Financiar la muerte.

El derecho de propiedad no excluye a la muerte. Cada quien en su sepulcro, si no quieren ser tratados por las finas costumbres religiosas de los nazis o por la recaudación fiscal de cuerpos para la extensión de créditos por parte de su corporativo estatal local. A la fosa común, polvo somos y en polvo nos convertiremos. De ahí la esperanza invertida en el término pólvora, para la seguridad o por la justicia, para el crimen o por banalidad. En nombre de… siempre… en nombre de… Balas sin nombre propio, municiones que agitan gobiernos, que empobrecen, que te compadecen ya que nunca jamás soñarás. Todo asesinato es un suicidio, todo suicidio es un asesinato.

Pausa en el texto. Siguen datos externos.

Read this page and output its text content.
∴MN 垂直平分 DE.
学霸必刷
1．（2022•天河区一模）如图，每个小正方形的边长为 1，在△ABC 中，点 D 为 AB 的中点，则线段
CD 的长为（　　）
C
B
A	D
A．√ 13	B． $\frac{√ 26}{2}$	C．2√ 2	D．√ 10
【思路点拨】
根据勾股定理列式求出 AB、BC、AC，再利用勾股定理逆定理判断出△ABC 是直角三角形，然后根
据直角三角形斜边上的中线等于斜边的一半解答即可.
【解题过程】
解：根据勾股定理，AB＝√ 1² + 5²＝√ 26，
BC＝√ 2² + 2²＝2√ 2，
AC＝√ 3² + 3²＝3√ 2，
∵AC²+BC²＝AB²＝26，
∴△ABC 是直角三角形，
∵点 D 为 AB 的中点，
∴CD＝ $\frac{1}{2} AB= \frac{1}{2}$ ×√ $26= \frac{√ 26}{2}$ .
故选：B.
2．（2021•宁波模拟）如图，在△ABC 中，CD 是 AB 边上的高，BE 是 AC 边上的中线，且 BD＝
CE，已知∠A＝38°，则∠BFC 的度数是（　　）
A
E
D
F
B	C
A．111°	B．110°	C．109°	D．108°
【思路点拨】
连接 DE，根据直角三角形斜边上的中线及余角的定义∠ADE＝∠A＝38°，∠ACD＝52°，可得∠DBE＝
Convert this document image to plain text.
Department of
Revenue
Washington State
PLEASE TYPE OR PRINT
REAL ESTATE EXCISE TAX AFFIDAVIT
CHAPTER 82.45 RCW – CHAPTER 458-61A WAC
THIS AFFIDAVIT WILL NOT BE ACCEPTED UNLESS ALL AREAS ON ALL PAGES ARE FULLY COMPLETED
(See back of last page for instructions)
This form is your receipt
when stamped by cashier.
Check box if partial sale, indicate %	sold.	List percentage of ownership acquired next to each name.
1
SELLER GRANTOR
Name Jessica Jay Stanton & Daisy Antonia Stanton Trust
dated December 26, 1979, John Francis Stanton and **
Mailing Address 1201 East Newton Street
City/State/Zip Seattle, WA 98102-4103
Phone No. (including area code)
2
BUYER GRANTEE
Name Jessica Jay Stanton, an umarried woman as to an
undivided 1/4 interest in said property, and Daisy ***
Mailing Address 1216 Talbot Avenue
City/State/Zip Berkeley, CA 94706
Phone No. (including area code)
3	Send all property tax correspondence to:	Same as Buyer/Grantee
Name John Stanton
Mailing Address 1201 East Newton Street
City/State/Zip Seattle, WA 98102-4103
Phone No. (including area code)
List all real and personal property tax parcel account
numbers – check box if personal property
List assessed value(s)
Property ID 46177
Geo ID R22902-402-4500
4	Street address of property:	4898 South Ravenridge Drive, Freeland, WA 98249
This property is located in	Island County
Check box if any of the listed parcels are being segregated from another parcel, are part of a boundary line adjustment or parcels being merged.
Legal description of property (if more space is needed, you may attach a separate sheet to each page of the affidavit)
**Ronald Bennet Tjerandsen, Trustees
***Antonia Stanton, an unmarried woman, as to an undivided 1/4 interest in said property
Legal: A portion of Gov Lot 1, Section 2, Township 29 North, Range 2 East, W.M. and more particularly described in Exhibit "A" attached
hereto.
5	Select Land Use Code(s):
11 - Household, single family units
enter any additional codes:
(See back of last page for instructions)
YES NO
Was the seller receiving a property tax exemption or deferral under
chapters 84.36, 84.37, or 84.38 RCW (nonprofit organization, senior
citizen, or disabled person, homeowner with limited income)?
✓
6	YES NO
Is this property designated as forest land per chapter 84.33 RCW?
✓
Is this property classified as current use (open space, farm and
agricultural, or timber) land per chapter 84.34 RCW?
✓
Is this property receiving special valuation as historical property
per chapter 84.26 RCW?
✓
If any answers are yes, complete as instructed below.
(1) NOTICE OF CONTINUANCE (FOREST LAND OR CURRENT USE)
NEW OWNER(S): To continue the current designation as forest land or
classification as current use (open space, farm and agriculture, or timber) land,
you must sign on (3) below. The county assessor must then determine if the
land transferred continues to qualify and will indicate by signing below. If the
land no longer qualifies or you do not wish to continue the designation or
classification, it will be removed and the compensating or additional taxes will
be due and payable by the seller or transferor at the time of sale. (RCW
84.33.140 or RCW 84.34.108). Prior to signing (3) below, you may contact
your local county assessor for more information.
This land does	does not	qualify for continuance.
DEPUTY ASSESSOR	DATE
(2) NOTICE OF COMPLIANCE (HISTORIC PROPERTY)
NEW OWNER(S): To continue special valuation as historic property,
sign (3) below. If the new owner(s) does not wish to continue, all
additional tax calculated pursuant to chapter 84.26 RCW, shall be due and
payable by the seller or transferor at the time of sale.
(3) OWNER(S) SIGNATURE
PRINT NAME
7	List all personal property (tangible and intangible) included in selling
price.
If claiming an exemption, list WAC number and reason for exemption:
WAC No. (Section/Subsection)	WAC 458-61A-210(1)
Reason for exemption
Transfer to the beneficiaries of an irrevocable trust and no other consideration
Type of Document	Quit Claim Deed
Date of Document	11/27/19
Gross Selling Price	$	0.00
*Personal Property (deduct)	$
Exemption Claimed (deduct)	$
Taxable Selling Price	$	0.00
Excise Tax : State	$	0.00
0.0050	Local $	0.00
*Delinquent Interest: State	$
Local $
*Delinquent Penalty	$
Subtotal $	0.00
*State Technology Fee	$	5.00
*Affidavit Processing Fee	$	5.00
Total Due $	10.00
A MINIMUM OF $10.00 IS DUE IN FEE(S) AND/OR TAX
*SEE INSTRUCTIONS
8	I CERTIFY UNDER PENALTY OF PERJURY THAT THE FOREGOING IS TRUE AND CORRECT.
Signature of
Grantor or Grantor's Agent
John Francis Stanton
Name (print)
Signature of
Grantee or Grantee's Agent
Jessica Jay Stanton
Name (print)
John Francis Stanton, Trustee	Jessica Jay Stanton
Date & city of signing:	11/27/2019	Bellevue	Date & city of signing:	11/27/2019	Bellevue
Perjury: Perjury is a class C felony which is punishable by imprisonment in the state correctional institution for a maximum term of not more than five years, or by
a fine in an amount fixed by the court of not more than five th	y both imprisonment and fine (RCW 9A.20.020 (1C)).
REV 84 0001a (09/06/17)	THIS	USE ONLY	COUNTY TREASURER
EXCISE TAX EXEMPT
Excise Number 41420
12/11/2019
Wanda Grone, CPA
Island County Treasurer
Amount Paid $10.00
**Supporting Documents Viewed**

La vida laboral lo que hace es prolongar la vida que se nos sustrae al nacer y justificar la existencia de frases como “el derecho de existir por existir”. Nos derrumbamos hasta la autocompasión, hasta el patetismo de rogar por un bocado. Somos pobres, electos por el pueblo… Mientras las finanzas públicas remueven 7 mil millones de pesos de los fondos destinados a la educación, los funcionarios públicos en conjunto perciben salarios y bonos por el triple.

¿Cuándo volveremos simplemente a sentir la lluvia caer?